Since the Supreme Court issued its landmark arbitration ruling in AT&T Mobility v. Concepcion, companies and plaintiffs have been testing the scope of that ruling. In Concepcion the high court held that a court could not refuse to enforce a mandatory arbitration provision in a consumer agreement on the grounds that California law barred such agreements as unconscionable, and that the Federal Arbitration Act, which favors arbitration, preempts California law.
While this ruling could be applied to consumer and employment disputes where plaintiffs have a contractual relationship with defendants, it’s not clear how it might apply to shareholder litigation. But we figured that some smart lawyers would figure a way to try to import Concepcion to the world of shareholder class actions. One of those smart lawyers appears to be Simpson, Thacher & Barlett partner Joshua Ford Bonnie, who is the lead lawyer for the company in this IPO, according to the SEC filing. Carlyle’s general counsel is Jeffrey Ferguson. We contacted both, as well as the company’s spokesperson, but did not hear back.

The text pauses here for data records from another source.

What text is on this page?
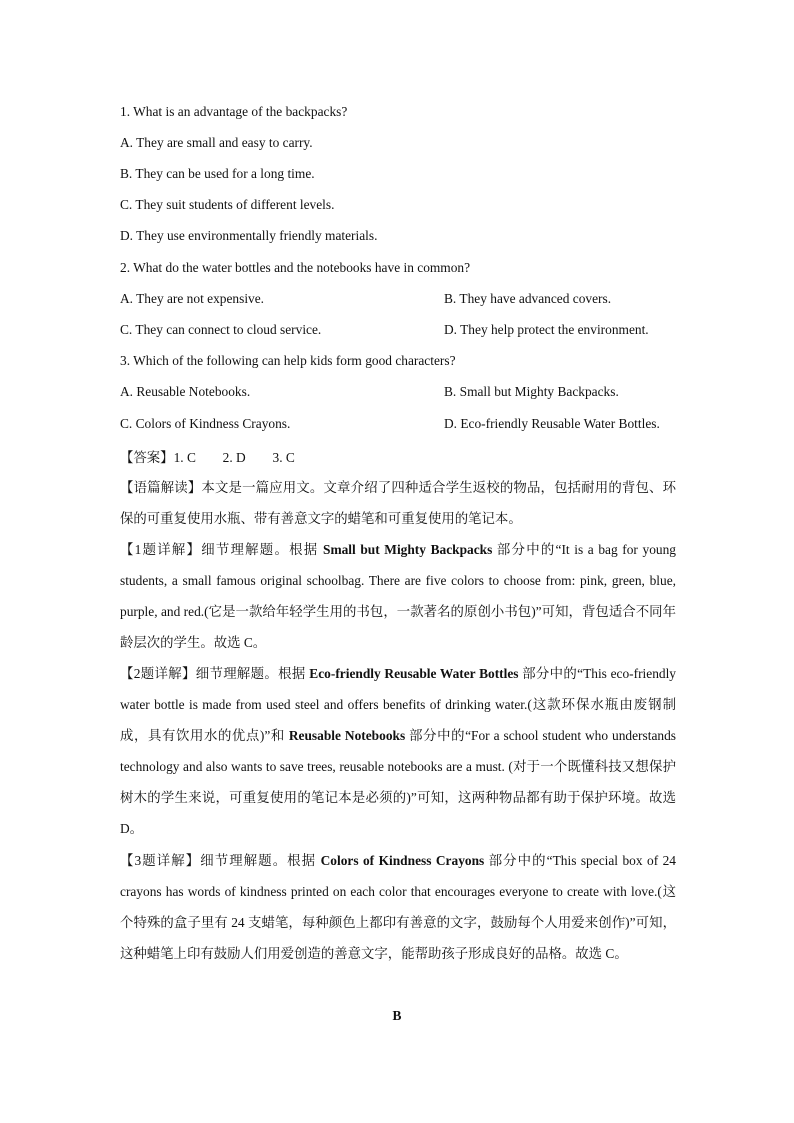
1. What is an advantage of the backpacks?
A. They are small and easy to carry.
B. They can be used for a long time.
C. They suit students of different levels.
D. They use environmentally friendly materials.
2. What do the water bottles and the notebooks have in common?
A. They are not expensive.	B. They have advanced covers.
C. They can connect to cloud service.	D. They help protect the environment.
3. Which of the following can help kids form good characters?
A. Reusable Notebooks.	B. Small but Mighty Backpacks.
C. Colors of Kindness Crayons.	D. Eco-friendly Reusable Water Bottles.
【答案】1. C        2. D        3. C
【语篇解读】本文是一篇应用文。文章介绍了四种适合学生返校的物品，包括耐用的背包、环保的可重复使用水瓶、带有善意文字的蜡笔和可重复使用的笔记本。
【1题详解】细节理解题。根据 Small but Mighty Backpacks 部分中的“It is a bag for young students, a small famous original schoolbag. There are five colors to choose from: pink, green, blue, purple, and red.(它是一款给年轻学生用的书包，一款著名的原创小书包)”可知，背包适合不同年龄层次的学生。故选 C。
【2题详解】细节理解题。根据 Eco-friendly Reusable Water Bottles 部分中的“This eco-friendly water bottle is made from used steel and offers benefits of drinking water.(这款环保水瓶由废钢制成，具有饮用水的优点)”和 Reusable Notebooks 部分中的“For a school student who understands technology and also wants to save trees, reusable notebooks are a must. (对于一个既懂科技又想保护树木的学生来说，可重复使用的笔记本是必须的)”可知，这两种物品都有助于保护环境。故选 D。
【3题详解】细节理解题。根据 Colors of Kindness Crayons 部分中的“This special box of 24 crayons has words of kindness printed on each color that encourages everyone to create with love.(这个特殊的盒子里有 24 支蜡笔，每种颜色上都印有善意的文字，鼓励每个人用爱来创作)”可知，这种蜡笔上印有鼓励人们用爱创造的善意文字，能帮助孩子形成良好的品格。故选 C。
B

The Carlyle IPO is unusual in that the company is actually a partnership, and it’s offering for sale limited partner interests. The rights of the common unitholders, as they’re called, are already more limited than those of normal shareholders because of this partnership structure. The registration document states that all unitholder disputes must be settled by individual arbitrations conducted by three arbitrators in Wilmington, Del., under the Rules of Arbitration of the International Chamber of Commerce. (If the amount at issue is less than $3 million, then only one arbitrator is needed.) Any actions to enforce the arbitration agreement must be brought in Delaware Chancery Court.
At least one foreign company, Royal Dutch Shell, requires that shareholder disputes be settled through arbitration, but we’re not aware of any other U.S. company that has attempted to ban class actions. It will be interesting to see if the SEC, which reviews all IPO filings, has any response to this unusual provision. We contacted the agency but did not hear back.
We talked to Andrew Pincus of Mayer Brown, who argued the Concepcion case before the high court on behalf of AT&T. He noted that the idea of compelled shareholder arbitration had been discussed even before the Supreme Court issued its Concepcion decision. “There will be a threshold question of whether the corporate documents create an arbitration agreement between Carlyle and the investors that is a contract protected by the Federal Arbitration Act,” he said. He also notes that Concepcion is not dispositive because that case dealt with the FAA’s preemption of a state law, while shareholder rights are governed by federal law.
Plaintiffs lawyer Darren Robbins of Robbins Geller Rudman & Dowd LLP said he’s not surprised by Carlyle’s move, but he doesn’t think a provision like this would be enforceable. “Fortunately, the federal securities laws do not allow companies to self-immunize themselves from investors who are defrauded in connection with the purchase of securities in our public markets” he said. (Robbins has a securities case pending against Carlyle affiliates.)
Some court have resisted using Concepcion as a blanket ban on class actions. In a ruling on Tuesday, Manhattan federal district court judge Kimba Wood refused to enforce an arbitration agreement that would have barred a wage and hour class action against Ernst & Young, finding that the plaintiff would not be able to pursue her statutory rights outside of a class action. (Here’s our article today about that decision.) But other judges have rejected that line of reasoning. The Eleventh Circuit, for example, compelled arbitration in another consumer case against AT&T in August, even if it meant that consumers would be unlikely to pursue claims on an individual basis.